Konser solo Rich Iggy yang dijadwalkan pada peringatan ke-17 kematian mantan Presiden Roh Moo-hyun menusuk harapan publik dan akhirnya dibatalkan. Sementara tindakan hukum oleh Yayasan Roh Moo-hyun dan keputusan lokasi sepertinya menyudahi situasi tersebut, kritik terhadap dunia hip-hop Korea semakin menguat.
Rich Iggy, lahir pada tahun 2006, baru-baru ini menghadapi kontroversi akibat penggunaan ungkapan merendahkan terhadap mendiang presiden dan istilah dari komunitas kanan jauh dalam lagu-lagunya. Meskipun relatif tidak dikenal sejak debutnya tahun lalu, perencanaan konser ini telah menjadi sarana untuk ejekan. Konser diadakan secara sengaja pada peringatan kematian presiden dengan harga tiket yang berfungsi sebagai elemen provokatif yang menarik kemarahan publik.

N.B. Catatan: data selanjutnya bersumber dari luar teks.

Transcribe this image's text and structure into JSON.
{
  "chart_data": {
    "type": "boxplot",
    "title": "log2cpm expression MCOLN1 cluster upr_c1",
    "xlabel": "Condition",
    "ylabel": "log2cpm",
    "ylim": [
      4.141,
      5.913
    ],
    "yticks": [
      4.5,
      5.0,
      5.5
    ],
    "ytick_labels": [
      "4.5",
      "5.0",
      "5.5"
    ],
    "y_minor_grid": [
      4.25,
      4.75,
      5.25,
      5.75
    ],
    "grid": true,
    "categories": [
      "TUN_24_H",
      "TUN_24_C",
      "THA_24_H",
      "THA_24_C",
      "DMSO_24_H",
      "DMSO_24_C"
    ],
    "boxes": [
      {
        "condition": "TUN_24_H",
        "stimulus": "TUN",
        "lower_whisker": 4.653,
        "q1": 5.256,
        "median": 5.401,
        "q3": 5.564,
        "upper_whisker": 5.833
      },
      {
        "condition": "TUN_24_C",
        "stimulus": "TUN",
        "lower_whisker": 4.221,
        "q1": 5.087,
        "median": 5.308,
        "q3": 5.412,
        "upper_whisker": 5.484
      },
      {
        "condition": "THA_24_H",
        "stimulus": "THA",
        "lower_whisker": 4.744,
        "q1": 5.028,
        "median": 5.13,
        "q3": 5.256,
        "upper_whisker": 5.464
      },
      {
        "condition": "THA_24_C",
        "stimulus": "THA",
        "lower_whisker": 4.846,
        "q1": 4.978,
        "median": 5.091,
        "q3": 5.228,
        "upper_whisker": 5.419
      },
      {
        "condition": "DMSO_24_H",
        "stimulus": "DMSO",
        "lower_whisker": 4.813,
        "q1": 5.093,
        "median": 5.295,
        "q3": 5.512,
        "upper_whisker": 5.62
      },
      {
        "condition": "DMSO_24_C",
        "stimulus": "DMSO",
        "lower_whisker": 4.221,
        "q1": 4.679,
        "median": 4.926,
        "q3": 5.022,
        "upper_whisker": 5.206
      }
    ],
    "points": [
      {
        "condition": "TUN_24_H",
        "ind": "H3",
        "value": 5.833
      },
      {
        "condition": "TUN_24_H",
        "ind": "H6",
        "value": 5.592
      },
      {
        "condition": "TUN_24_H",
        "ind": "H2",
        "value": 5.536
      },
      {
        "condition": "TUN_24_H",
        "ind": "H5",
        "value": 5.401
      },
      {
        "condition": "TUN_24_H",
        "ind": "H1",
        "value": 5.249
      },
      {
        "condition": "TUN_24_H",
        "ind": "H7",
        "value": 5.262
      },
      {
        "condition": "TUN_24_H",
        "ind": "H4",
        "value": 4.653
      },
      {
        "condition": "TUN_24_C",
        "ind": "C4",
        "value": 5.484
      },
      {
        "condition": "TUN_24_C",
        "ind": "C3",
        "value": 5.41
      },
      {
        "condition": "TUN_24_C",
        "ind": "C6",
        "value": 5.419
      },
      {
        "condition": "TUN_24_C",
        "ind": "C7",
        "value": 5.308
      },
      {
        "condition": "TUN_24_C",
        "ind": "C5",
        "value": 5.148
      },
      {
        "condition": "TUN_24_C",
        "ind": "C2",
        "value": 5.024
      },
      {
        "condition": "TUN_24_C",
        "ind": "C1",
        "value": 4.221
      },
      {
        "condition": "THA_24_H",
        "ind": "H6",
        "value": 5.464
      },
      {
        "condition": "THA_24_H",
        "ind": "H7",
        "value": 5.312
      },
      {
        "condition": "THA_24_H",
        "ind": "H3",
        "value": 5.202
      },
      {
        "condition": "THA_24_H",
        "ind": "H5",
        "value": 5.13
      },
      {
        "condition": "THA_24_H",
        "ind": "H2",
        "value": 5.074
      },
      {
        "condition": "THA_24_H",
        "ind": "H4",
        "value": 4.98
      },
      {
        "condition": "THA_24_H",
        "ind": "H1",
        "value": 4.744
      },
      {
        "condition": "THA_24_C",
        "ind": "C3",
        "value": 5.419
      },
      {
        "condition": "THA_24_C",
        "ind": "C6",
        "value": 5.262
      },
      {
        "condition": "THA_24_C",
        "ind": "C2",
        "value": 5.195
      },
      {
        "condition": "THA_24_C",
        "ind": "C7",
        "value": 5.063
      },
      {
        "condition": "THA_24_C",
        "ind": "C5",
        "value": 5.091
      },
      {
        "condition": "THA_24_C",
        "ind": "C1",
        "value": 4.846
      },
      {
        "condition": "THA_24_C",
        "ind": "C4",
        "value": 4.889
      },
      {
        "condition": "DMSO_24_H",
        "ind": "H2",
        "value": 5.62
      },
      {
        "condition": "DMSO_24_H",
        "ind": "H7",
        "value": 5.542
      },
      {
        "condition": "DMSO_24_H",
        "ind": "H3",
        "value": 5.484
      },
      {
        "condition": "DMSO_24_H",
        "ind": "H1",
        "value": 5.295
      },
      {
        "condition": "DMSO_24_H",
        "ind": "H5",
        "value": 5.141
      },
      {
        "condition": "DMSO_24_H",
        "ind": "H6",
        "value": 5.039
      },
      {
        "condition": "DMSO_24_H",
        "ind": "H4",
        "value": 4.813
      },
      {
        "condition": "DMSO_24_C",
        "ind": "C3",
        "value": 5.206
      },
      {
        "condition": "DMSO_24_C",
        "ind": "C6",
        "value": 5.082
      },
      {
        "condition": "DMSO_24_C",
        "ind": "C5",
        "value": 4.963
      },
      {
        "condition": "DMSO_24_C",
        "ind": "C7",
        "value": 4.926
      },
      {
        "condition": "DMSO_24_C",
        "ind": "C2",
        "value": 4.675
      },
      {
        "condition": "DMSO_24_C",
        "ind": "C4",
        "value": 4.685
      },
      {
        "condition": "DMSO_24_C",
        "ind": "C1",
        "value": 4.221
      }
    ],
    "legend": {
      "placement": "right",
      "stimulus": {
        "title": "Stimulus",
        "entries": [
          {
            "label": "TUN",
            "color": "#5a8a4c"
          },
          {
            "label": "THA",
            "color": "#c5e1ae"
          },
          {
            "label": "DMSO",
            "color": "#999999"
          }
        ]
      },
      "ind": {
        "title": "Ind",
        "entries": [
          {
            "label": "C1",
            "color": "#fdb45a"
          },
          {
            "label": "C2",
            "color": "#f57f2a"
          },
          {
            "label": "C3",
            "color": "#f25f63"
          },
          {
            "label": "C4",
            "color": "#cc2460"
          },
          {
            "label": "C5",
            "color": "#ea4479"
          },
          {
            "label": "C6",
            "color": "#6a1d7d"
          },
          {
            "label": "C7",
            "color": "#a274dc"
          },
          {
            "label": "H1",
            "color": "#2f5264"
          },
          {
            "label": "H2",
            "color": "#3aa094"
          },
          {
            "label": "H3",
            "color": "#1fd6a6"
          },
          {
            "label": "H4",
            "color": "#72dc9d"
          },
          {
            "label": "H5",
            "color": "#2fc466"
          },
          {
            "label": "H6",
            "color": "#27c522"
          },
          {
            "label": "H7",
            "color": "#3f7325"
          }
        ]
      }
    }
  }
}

Sebagai tanggapan terhadap gejolak ini, Rich Iggy dengan cepat mencoba mengendalikan kerusakan dengan menulis surat permintaan maaf dan mengunjungi Pusat Warga Roh Moo-hyun. Namun, tanggapan publik tetap dingin. Situasi ini semakin rumit karena fakta bahwa artis-artis yang dihormati seperti Paloalto dan Deepflow dijadwalkan untuk bergabung bersamanya di atas panggung, menimbulkan kekhawatiran tentang dukungan diam terhadap ujaran kebencian, meskipun mereka mengklaim tidak tahu mengenai implikasi dari tindakan tersebut.

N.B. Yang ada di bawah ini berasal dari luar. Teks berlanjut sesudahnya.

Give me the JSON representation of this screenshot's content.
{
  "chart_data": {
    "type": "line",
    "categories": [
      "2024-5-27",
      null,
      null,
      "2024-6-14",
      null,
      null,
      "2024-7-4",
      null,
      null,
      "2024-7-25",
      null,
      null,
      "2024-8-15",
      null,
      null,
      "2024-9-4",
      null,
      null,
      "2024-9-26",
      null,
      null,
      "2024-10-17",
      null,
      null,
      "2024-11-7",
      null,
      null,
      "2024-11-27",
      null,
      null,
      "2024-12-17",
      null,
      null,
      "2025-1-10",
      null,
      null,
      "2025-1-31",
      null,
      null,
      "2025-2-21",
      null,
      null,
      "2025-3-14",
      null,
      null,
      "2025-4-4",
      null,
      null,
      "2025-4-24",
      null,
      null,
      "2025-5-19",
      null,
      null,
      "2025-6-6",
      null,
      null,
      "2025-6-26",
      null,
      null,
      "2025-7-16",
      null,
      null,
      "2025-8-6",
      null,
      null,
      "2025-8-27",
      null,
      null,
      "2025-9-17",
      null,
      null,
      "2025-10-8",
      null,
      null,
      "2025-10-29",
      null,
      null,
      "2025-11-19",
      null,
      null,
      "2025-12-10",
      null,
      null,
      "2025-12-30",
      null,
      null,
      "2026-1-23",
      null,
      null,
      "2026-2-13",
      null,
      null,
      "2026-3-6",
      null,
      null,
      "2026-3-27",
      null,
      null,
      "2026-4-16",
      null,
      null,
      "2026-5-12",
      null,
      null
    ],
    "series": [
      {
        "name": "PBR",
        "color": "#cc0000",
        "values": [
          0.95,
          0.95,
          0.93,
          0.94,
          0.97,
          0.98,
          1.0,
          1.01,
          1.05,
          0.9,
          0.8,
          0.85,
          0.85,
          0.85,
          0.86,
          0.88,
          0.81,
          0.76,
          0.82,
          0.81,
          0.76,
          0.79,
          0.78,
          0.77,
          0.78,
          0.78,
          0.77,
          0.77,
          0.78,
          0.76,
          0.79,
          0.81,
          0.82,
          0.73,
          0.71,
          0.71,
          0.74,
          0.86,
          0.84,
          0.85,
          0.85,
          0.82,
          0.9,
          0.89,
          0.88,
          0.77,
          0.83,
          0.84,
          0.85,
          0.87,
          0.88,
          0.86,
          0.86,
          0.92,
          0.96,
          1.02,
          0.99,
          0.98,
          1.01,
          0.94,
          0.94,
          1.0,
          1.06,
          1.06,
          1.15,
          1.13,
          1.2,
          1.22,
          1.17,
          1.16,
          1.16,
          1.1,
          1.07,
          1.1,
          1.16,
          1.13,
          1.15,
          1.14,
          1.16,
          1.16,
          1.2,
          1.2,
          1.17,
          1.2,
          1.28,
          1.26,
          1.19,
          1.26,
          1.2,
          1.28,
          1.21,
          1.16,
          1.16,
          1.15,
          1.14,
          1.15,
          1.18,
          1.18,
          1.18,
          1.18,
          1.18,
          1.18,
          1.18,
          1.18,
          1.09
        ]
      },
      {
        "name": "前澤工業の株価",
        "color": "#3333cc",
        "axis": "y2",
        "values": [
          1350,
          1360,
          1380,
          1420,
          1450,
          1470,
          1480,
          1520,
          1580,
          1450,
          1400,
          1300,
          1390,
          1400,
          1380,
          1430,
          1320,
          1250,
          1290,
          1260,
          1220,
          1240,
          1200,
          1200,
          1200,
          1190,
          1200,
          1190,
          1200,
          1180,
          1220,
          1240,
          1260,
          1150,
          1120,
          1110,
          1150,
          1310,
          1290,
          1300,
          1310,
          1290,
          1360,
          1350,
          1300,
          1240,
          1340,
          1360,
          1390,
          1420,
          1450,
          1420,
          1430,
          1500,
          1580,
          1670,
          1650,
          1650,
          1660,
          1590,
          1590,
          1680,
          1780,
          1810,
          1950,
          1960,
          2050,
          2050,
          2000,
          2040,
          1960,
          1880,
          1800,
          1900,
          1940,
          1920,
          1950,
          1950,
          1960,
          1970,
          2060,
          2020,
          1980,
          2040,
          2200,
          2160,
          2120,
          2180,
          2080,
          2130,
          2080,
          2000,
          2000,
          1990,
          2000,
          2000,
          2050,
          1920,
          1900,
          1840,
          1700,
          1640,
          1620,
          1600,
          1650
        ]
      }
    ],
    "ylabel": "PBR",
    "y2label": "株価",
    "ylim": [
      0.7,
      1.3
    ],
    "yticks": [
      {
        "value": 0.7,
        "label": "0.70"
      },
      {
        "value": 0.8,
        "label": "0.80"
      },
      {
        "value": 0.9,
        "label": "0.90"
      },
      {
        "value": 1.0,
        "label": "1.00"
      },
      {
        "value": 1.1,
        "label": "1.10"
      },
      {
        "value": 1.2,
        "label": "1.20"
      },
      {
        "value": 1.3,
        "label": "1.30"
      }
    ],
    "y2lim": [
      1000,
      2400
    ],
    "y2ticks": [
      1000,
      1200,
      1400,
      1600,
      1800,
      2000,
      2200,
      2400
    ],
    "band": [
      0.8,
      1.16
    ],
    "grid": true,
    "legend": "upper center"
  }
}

Insiden ini berfungsi sebagai peringatan, menyoroti masalah sistemik dalam dunia hip-hop Korea alih-alih sekadar kontroversi. Meskipun kebebasan berekspresi dijamin oleh konstitusi, penyebaran ujaran kebencian dengan signifikan merusak persepsi keseluruhan tentang dunia ini. Mengingat hip-hop awalnya ditujukan untuk menantang ketidakadilan sosial dan diskriminasi, pergeseran dari esensi ini membawa implikasi serius.
Pendekatan Rich Iggy menunjukkan kesediaan untuk melukai orang lain demi mendapatkan ketenaran. Persepsi bahwa ungkapan kebencian dapat meningkatkan visibilitas dengan cepat bagi rapper pemula mengancam untuk mendistorsi identitas unik hip-hop Korea. Oleh karena itu, situasi ini tidak harus diakhiri hanya dengan permintaan maaf tetapi membutuhkan perenungan dan transformasi yang lebih mendalam.
Selain itu, insiden ini menimbulkan pertanyaan penting tentang tanggung jawab artis yang sudah mapan seperti Paloalto dan Deepflow. Pilihan mereka untuk berkolaborasi tanpa pengetahuan sebelumnya mengenai karya junior mereka merusak evolusi dunia hip-hop dan dapat menghilangkan kepercayaan dari publik. Ada kebutuhan mendesak bagi para artis untuk mengambil tanggung jawab atas tindakan mereka dan membangun budaya saling menghormati terhadap nilai-nilai dan arah yang ada.
Artikel ini merupakan reinterpretasi KOSTAR atas berita yang awalnya diterbitkan oleh TVDaily.